What the detail panel shows
- File name and path — full location on the drive.
- Preview — a thumbnail or inline preview for supported types: images, PDFs, fonts (glyph preview), and common document formats.
- Metadata — file size, creation date, last modified date, file type, and UTI (Universal Type Identifier).
- Cloud status (for cloud files) — whether the file is downloaded locally or stored only in the cloud.
- Tags — custom name-based tags you have applied to this file in Ordina.
Actions from the detail panel
- Open — opens the file in its default application.
- Reveal in Finder — opens a Finder window with the file selected.
- Open in Ordina Browser (cloud files only) — opens the file's web URL in the in-app Ordina Browser window.
- Open in Cloud (cloud files only) — opens the file in your default browser.
- Copy Path — copies the full file path to the clipboard.
11 Settings Reference
A complete guide to every setting in Ordina.
Settings has five tabs: Scanning, Appearance, Advanced, Agent, and About.
Scanning
- Full Disk Access status — shows whether FDA is granted. A button opens System Settings → Privacy & Security → Full Disk Access if it needs to be enabled.
- Index hidden files — include files and folders beginning with a dot (.) in the index. Off by default.
- Maximum file depth — how many folder levels deep Ordina descends when indexing.
- Cloud Accounts — connect and manage iCloud, Dropbox, Google Drive, and OneDrive. Disconnect removes credentials and deletes indexed cloud data; Re-authenticate refreshes an expired token without losing data.
Appearance
- Color theme — choose from named themes (Slate, Forest, Ember, Ocean, and more).

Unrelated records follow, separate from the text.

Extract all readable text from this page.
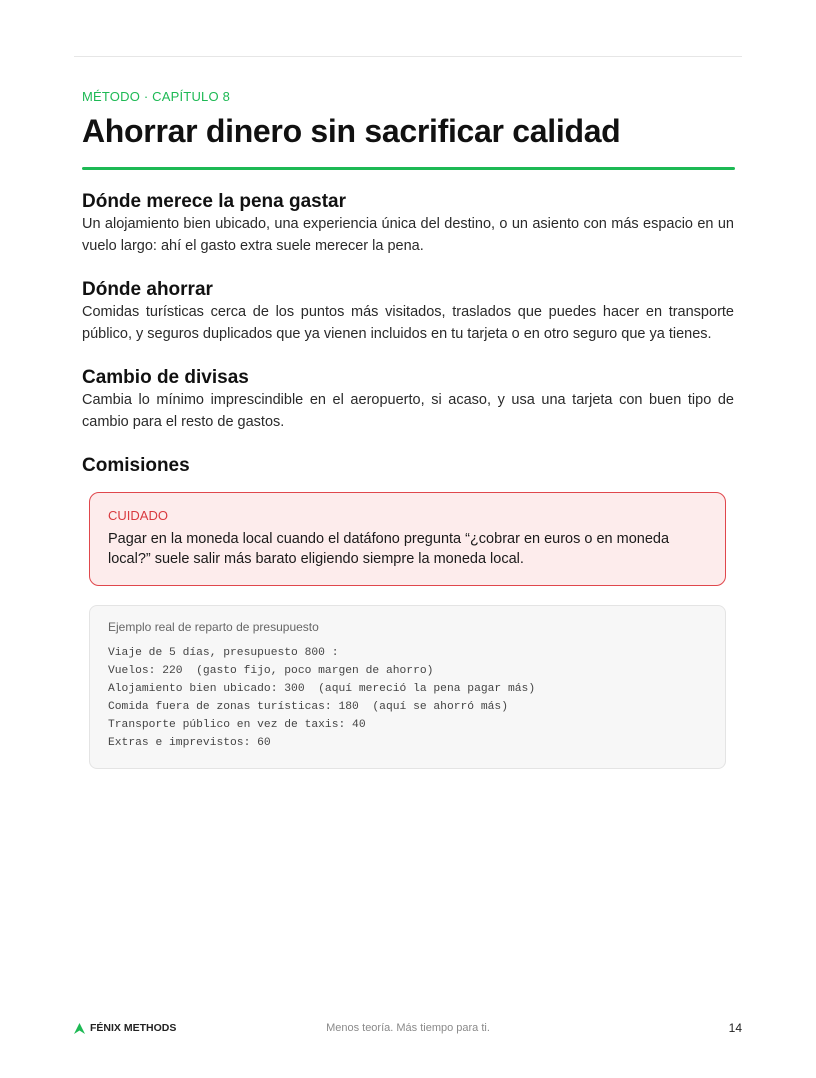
MÉTODO · CAPÍTULO 8

Ahorrar dinero sin sacrificar calidad
Dónde merece la pena gastar

Un alojamiento bien ubicado, una experiencia única del destino, o un asiento con más espacio en un vuelo largo: ahí el gasto extra suele merecer la pena.

Dónde ahorrar

Comidas turísticas cerca de los puntos más visitados, traslados que puedes hacer en transporte público, y seguros duplicados que ya vienen incluidos en tu tarjeta o en otro seguro que ya tienes.

Cambio de divisas

Cambia lo mínimo imprescindible en el aeropuerto, si acaso, y usa una tarjeta con buen tipo de cambio para el resto de gastos.

Comisiones

CUIDADO

Pagar en la moneda local cuando el datáfono pregunta “¿cobrar en euros o en moneda local?” suele salir más barato eligiendo siempre la moneda local.

Ejemplo real de reparto de presupuesto

Viaje de 5 días, presupuesto 800 :
Vuelos: 220  (gasto fijo, poco margen de ahorro)
Alojamiento bien ubicado: 300  (aquí mereció la pena pagar más)
Comida fuera de zonas turísticas: 180  (aquí se ahorró más)
Transporte público en vez de taxis: 40
Extras e imprevistos: 60
FÉNIX METHODS	Menos teoría. Más tiempo para ti.	14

Each theme changes the accent and sidebar colors throughout the interface.
Advanced
- Database storage location, cache management, and diagnostic options for power users.
Agent
- Configure the OrdinaAgent background helper, which indexes drives on remote Macs and makes them available over your local network. Set the agent's listening port and manage discovered remote agents.
About
- App version, Pro licence status, and links to the DataIsland website and support.